CS337 - Algorithms and Data Structures Study of algorithms and data structures. Prerequisite: CS235 or consent of instructor
CS342 - Artificial Intelligence Introduction to the theory and practice of artificial intelligence. Topic areas selected from heuristic search techniques, knowledge representation, symbolic reasoning, fuzzy logic, planning, learning, natural language processing, expert systems, genetic programming, intelligent agents, swarm intelligence, and neural networks. Prerequisite: MA208 and CS337, or consent of instructor
CS360 - Topics in Computer Science Elective topics in computer science. Examples include natural language processing, human-computer interaction, mobile computing, embedded computing, neural networks, crypto-currency, game design, programming languages, and cryptography.
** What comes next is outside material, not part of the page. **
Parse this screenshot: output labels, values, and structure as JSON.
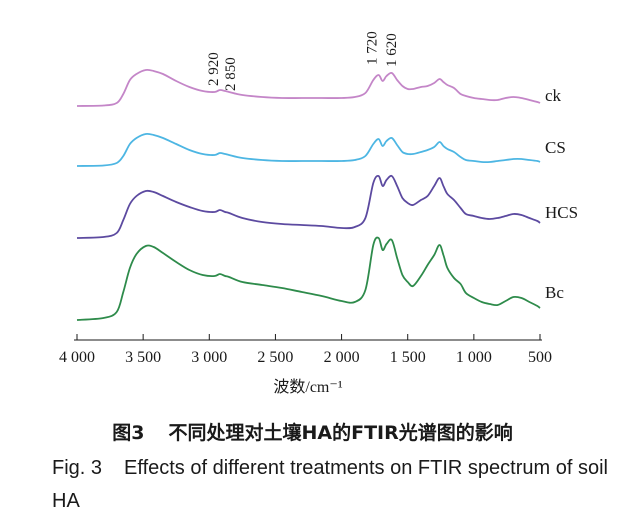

CS430 - Computer Architecture This course provides an introduction to the design of computer architecture.  Topics include memory allocation, type representation, CPU performance, computer arithmetic, memory management, control structures, and input/output devices.
CS434 - Operating Systems Major components of operating systems are discussed as well as similarities and differences between common operations systems (OS, Windows, Linux, etc.). Topics include scheduling, file systems, memory and device management, resource allocation, virtual machines, and security.
CS450 Parallel and Distributed Processing An introduction to parallel algorithms and algorithms for distributed systems. Topics covered include task decomposition, communication, parallel algorithms and analysis, architecture, and models.
CS491 - Independent Study in Computer Science In depth study of a particular area or topic in computer science.
CS499 - Senior Seminar Students will design, implement, and test a substantial computer solution for a third-party stakeholder.  Grading will include periodic progress reports, evaluations by instructor and the stakeholder(s), and a final presentation.